Broadening participation

Supporting interviews - teaching resource.pdf

To support researchers in creating more inclusive research approaches, Helen produced two teaching resources: Supporting Interviews and Supporting Informed Consent. These have been made available here.

Supporting informed consent - a teaching resource.pdf

An early infographic, produced for a PGR conference talk

SUPPORTING INFORMED CONSENT

There are a number of reasons why the gaining of informed consent needs to be more supported:

Any information presented regarding planned research participation needs to be clear, concise and presented in an organised manner. It also will need to be created with potential participants' communication styles/preferences in mind.
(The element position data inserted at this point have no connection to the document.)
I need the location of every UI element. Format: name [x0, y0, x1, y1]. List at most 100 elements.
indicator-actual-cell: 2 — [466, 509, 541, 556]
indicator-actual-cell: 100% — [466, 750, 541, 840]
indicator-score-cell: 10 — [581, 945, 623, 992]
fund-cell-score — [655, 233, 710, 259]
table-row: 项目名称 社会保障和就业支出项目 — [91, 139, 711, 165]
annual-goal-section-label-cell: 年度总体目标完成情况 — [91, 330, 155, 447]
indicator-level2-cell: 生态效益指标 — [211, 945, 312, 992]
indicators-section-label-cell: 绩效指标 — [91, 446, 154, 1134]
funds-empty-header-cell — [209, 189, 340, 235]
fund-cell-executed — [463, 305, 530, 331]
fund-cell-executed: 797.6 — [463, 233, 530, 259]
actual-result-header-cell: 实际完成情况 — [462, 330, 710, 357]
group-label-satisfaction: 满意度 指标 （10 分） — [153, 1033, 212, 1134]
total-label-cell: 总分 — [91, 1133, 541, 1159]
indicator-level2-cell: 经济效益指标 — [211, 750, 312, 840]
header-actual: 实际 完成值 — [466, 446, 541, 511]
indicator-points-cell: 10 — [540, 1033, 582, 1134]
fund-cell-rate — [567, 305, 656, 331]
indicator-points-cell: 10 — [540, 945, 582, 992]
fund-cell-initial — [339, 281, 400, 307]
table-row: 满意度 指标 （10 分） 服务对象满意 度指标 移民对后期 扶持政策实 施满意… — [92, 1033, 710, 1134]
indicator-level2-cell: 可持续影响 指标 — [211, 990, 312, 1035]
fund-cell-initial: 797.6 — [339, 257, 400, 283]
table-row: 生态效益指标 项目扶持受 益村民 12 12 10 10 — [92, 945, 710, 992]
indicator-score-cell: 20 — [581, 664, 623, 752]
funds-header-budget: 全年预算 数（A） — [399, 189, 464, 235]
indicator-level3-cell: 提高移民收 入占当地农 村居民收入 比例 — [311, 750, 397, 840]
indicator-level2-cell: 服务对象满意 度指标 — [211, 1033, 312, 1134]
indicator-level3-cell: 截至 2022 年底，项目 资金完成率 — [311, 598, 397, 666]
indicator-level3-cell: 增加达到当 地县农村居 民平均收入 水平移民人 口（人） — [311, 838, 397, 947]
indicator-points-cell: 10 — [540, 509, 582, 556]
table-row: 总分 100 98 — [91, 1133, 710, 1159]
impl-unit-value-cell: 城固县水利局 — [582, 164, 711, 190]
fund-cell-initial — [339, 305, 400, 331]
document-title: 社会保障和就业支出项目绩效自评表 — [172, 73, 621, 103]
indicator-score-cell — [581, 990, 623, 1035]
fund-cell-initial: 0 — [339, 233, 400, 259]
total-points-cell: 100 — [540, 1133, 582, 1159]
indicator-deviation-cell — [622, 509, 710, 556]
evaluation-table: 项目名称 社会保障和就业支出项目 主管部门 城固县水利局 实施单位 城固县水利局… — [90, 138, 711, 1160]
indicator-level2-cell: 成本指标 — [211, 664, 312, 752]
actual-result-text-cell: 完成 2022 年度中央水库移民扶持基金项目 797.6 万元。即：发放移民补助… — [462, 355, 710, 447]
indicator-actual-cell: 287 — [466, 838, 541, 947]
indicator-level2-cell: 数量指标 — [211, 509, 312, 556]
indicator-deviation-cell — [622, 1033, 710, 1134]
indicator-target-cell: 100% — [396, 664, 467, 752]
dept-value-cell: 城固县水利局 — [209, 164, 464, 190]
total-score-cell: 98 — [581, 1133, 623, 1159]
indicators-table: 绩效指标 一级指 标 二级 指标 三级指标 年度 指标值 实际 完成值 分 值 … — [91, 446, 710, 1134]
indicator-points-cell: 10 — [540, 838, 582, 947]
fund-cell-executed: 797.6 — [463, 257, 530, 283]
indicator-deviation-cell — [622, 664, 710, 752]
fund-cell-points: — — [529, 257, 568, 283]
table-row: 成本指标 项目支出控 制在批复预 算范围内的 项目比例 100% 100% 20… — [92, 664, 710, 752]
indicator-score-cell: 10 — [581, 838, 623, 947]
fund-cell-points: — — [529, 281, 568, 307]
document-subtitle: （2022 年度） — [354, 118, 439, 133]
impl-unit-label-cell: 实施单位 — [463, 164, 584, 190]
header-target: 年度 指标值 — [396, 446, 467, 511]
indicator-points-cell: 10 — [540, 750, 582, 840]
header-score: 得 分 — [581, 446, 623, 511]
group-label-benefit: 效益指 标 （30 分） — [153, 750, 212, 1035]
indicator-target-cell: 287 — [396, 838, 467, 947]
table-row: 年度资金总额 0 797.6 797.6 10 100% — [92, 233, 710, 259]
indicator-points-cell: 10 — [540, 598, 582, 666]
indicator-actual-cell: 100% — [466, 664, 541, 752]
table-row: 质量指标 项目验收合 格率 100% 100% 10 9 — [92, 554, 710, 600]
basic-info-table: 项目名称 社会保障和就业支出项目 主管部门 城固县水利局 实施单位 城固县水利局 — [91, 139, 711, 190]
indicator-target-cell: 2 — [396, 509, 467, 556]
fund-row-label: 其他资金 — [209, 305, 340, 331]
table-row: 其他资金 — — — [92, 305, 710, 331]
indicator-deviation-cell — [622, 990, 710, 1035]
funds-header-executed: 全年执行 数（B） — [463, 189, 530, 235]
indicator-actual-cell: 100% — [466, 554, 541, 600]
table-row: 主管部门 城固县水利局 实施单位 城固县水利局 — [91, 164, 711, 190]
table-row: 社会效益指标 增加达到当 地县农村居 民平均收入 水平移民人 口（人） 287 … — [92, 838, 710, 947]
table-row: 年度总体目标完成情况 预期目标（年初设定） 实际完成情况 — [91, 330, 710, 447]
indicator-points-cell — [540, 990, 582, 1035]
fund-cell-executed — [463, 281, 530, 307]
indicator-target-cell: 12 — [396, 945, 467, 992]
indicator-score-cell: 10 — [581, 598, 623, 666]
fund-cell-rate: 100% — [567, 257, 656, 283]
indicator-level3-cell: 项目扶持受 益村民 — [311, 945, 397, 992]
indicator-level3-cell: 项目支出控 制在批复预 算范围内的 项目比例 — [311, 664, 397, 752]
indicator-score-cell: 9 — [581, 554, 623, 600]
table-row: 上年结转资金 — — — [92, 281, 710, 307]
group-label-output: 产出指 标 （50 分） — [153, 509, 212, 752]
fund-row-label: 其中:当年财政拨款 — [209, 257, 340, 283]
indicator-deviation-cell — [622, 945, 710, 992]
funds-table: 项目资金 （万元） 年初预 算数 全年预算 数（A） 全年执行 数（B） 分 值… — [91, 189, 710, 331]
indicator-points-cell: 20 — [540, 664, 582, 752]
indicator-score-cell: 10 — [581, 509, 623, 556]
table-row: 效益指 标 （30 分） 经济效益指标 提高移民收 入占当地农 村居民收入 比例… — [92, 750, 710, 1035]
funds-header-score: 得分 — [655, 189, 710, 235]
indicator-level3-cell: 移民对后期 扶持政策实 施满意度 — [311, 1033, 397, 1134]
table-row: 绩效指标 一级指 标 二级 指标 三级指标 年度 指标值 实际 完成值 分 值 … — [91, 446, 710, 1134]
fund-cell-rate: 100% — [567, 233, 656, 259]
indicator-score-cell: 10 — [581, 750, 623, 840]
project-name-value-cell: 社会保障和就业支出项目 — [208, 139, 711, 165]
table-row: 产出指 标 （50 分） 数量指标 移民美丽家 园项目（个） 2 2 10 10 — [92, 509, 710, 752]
Information should be available to take home for further discussion with family, friends or carers, or to just revisit at one's own pace.

Ideally, potential participants should also get the chance to meet you and ask questions, and experience the sort of activity the research will involve. A great way to do this is to deliver a half-hour 'taster-session'.  Following these steps, people should be able to give not just informed consent, but 'experientially-informed consent'.

MAKING RESEARCH MORE ACCESSIBLE

When presenting the above infographic at an ESRC conference, Helen became aware of the gap in research practice which leads to the exclusion of learning disabled research participants. Autism journal papers are awash with limitations sections admitting this oversight.

Drawing on her years of teaching this demographic, Helen has devoted time to support fellow PhD candidates, whose focus is autism (such as Victoria Newell from the University of Nottingham) to make their research information and consent forms easier to understand, and their research processes more accessible. This has enabled them to potentially broaden participation in their research so that it is also welcoming of learning disabled participants.